Thein acabou com a censura à imprensa, libertou alguns dissidentes e encetou reformas económicas, mas com a mesma mão com que deu também tirou, nomeadamente ao ditar que a nomeação dos ministros da Defesa, do Interior e das Fronteiras é feita pelo chefe da Junta e não pelo presidente – e que, para alterar essa alínea da Constituição, é necessário o aval dos poderosos militares que governaram durante 50 anos com mão de ferro.

Futuro Apesar disto, os birmaneses estão inspirados pela histórica ida às urnas e pelo exemplo dado por Suu Kyi ao longo dos anos, muitos dos quais encerrada entre paredes. As eleições de ontem quase coincidiram com o aniversário da libertação da terceira filha de Aung San, tido como o pai da Birmânia moderna, a 13 de Novembro de 2010. Nesse dia, quatro mil birmaneses concentraram-se à porta de sua casa para a verem tornar-se livre. Suu Kyi defendeu então a democracia e a reconciliação nacional, disse-se preparada “para conversar com qualquer um” e declarou que “não guarda ressentimentos de ninguém”. Ontem, enquanto os votos das eleições eram contados, o mesmo número (ou mais) de pessoas voltava a reunir-se em seu apoio, desta vez frente à sede da NLD em Rangun, celebrando a previsível vitória da histórica opositora à ditadura ainda antes de ela ter sido confirmada.

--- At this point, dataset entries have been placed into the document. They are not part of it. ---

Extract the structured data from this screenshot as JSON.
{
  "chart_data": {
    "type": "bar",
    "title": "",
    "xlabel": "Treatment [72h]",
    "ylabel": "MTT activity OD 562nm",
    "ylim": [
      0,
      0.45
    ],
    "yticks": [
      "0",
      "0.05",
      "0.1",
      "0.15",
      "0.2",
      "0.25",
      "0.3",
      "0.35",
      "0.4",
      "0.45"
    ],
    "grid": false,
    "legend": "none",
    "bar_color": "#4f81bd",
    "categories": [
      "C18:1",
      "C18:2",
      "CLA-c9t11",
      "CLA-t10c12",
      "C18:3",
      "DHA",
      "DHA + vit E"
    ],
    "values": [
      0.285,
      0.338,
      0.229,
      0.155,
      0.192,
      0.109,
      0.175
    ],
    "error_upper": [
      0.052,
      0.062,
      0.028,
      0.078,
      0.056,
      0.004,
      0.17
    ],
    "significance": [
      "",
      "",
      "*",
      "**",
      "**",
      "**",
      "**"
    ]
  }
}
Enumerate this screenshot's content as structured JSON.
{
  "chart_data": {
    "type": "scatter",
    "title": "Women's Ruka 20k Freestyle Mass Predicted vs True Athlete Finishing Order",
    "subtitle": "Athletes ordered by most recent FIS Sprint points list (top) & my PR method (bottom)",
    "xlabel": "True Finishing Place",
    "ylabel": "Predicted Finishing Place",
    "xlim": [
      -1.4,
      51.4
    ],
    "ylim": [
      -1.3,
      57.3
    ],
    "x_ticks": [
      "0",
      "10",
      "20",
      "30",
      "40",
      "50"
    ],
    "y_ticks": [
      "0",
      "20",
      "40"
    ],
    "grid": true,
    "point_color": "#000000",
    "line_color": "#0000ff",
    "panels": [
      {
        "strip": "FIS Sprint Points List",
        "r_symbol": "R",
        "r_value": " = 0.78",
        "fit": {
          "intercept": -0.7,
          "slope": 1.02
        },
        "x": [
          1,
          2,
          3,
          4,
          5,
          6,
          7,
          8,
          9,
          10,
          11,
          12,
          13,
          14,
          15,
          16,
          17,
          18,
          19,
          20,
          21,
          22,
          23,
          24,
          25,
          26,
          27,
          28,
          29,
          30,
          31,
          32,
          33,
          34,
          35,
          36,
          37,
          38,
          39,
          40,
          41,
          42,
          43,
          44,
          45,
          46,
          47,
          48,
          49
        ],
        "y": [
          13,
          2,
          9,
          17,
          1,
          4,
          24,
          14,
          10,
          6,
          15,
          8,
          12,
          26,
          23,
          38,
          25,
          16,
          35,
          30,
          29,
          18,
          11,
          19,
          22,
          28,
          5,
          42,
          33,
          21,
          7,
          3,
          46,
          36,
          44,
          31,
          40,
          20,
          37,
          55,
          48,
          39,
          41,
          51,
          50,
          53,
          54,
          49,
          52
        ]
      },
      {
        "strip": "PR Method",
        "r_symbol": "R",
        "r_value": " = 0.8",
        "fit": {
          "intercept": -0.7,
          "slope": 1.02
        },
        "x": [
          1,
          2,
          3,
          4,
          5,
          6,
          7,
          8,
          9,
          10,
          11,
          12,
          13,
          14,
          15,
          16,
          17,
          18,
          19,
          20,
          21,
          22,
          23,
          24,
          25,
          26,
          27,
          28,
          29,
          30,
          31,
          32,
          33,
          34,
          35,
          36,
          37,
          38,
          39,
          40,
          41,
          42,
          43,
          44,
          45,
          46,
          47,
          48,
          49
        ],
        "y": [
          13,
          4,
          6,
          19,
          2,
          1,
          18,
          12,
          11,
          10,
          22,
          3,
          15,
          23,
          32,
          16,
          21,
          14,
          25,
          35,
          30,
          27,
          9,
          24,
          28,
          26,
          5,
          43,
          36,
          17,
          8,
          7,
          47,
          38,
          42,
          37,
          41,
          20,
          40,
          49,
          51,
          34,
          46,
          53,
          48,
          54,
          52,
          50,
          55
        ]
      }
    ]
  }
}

Suu Kyi não guarda ressentimentos, mas perante os obstáculos que foram sendo criados à democracia total que defende, endureceu um pouco o discurso. Na quinta-feira, na recta final da campanha, antes da ida às urnas e também ela antevendo a vitória da NLD, declarou que estará “acima de presidente”, naquele que foi considerado o seu primeiro comentário público assertivo de que pretendia governar independentemente das barreiras legais erguidas com minúcia pelo exército. “Se eu ganhar e a NLD formar governo, eu estarei acima de presidente”, assim ditou, numa “mensagem muito simples” com garantias de que não há nada na Constituição que o impeça.

Na verdade, a Constituição de 2008 impede-o, através de cláusulas como a 58, em que é declarado que o presidente “tem precedência sobre todas as outras pessoas”, e a outra que impede cidadãos com filhos de outra nacionalidade de governarem. Essa mesma Constituição implementou um complexo processo de escolha das estruturas executivas. Quem escolhe o presidente é o parlamento – com a câmara baixa, a câmara alta e os representantes militares com lugar cativo e não eleitos a proporem, cada um, o seu candidato. Quem quer que angarie o maior número de votos numa sessão conjunta entre essas três “câmaras” torna-se presidente, e os outros dois vice-presidentes. A mensagem de Suu Kyi na semana passada está assim ligada ao candidato que escolher para presidente. Antevendo-se que a sua liga vai obter maioria no parlamento, não era ainda conhecido, até ao fecho desta edição, sobre quem recairá a escolha da Nobel.

Com tudo isto, as eleições de ontem, disputadas por mais de 90 partidos – as primeiras desde que a Junta abdicou do poder e se substituiu pelo governo civil pró-militar de Thein em 2011 –, são apenas o primeiro capítulo de um longo caminho para a democracia na Birmânia, onde continua a perseguição aos muçulmanos Rohingya, proibidos de votar. O processo começa hoje.